My itinerary covers Yarra Valley, Mornington Peninsula, Geelong, Tasmania, Orange and the Adelaide Hills all culminating in the Australian Cider Festival on 8th October.
“There won’t be a better place to be in Australia on Saturday 8th October, and anyone with an interest in craft cider should come on down!”
Cider Australia President, Sam Reid.
I think he’s probably right. I’d be interested to hear anyones personal opinion of ciders and cidermakers to try/visit whilst I’m there. I’m hoping for some decent weather and plenty of photo opportunity too.

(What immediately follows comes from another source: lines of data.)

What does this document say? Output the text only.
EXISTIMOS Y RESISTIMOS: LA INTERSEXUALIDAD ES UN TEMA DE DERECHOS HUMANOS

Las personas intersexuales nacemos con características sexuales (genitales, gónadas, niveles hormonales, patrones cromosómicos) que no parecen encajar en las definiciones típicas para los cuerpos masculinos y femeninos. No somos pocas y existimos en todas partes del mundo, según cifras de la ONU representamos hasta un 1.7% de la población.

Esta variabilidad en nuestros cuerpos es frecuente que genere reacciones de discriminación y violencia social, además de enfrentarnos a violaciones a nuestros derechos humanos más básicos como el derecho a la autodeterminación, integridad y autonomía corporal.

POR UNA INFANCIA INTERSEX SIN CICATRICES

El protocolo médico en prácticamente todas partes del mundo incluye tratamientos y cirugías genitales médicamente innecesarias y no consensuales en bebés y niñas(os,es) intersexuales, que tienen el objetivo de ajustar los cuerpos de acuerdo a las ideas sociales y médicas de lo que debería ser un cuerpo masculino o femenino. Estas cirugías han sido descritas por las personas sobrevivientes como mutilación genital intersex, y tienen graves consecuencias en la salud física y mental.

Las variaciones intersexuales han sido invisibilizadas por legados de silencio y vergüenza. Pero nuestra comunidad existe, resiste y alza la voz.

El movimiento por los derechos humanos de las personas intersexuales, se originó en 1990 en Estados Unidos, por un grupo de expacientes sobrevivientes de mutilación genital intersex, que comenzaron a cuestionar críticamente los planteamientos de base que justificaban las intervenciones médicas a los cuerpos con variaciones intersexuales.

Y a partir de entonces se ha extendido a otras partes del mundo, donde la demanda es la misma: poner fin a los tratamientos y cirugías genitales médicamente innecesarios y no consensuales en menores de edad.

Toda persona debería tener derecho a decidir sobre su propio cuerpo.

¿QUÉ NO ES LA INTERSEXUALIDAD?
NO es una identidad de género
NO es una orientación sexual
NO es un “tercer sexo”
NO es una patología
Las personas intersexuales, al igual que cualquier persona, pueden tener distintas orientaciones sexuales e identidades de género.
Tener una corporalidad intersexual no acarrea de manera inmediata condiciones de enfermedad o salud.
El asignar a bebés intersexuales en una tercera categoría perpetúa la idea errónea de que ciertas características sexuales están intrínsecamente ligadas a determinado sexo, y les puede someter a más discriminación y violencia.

Aside from the excitement I feel for the continuation of my global cider adventures, I feeling quite emotional about visiting Australia. The oldest memories I have originate there and they're as vivid as they were formative. When I was 5 my father, a Top Gun style fighter ace, was posted overseas to spend 2 and a half years flying with the Australian Air Force so naturally, my family moved over there. I can shut my eyes and still recall the intoxicating aroma of dried gum leaves as you walk over them; the noisy kookaburra chatter from our balcony (that meant I had to steal mums minced beef to feed them) and the joy of discovering how easy it was to hide from my primary school teacher at playtime so I could disappear into the bush and spend the rest of the day playing with ants and sticks instead. Growing up there in 1980 meant my first memories on this earth, mainly being outdoors amongst nature and wildlife, are specific to Australia. Its where I learned the enjoyment of discovery and that treasure comes in all shapes and sizes.
To say I’m excited about the prospect of returning is an understatement. I've no idea how to prepare myself for dealing with these levels of excitement - it'll be sensory overload, I'll be brimming with emotion and surrounded. Given Australia’s wine heritage, its beer consumption and its forward thinking youthfulness - I suspect their cider industry is buzzing right now and I'm really looking forward to discovering what treasures their cider industry has to offer.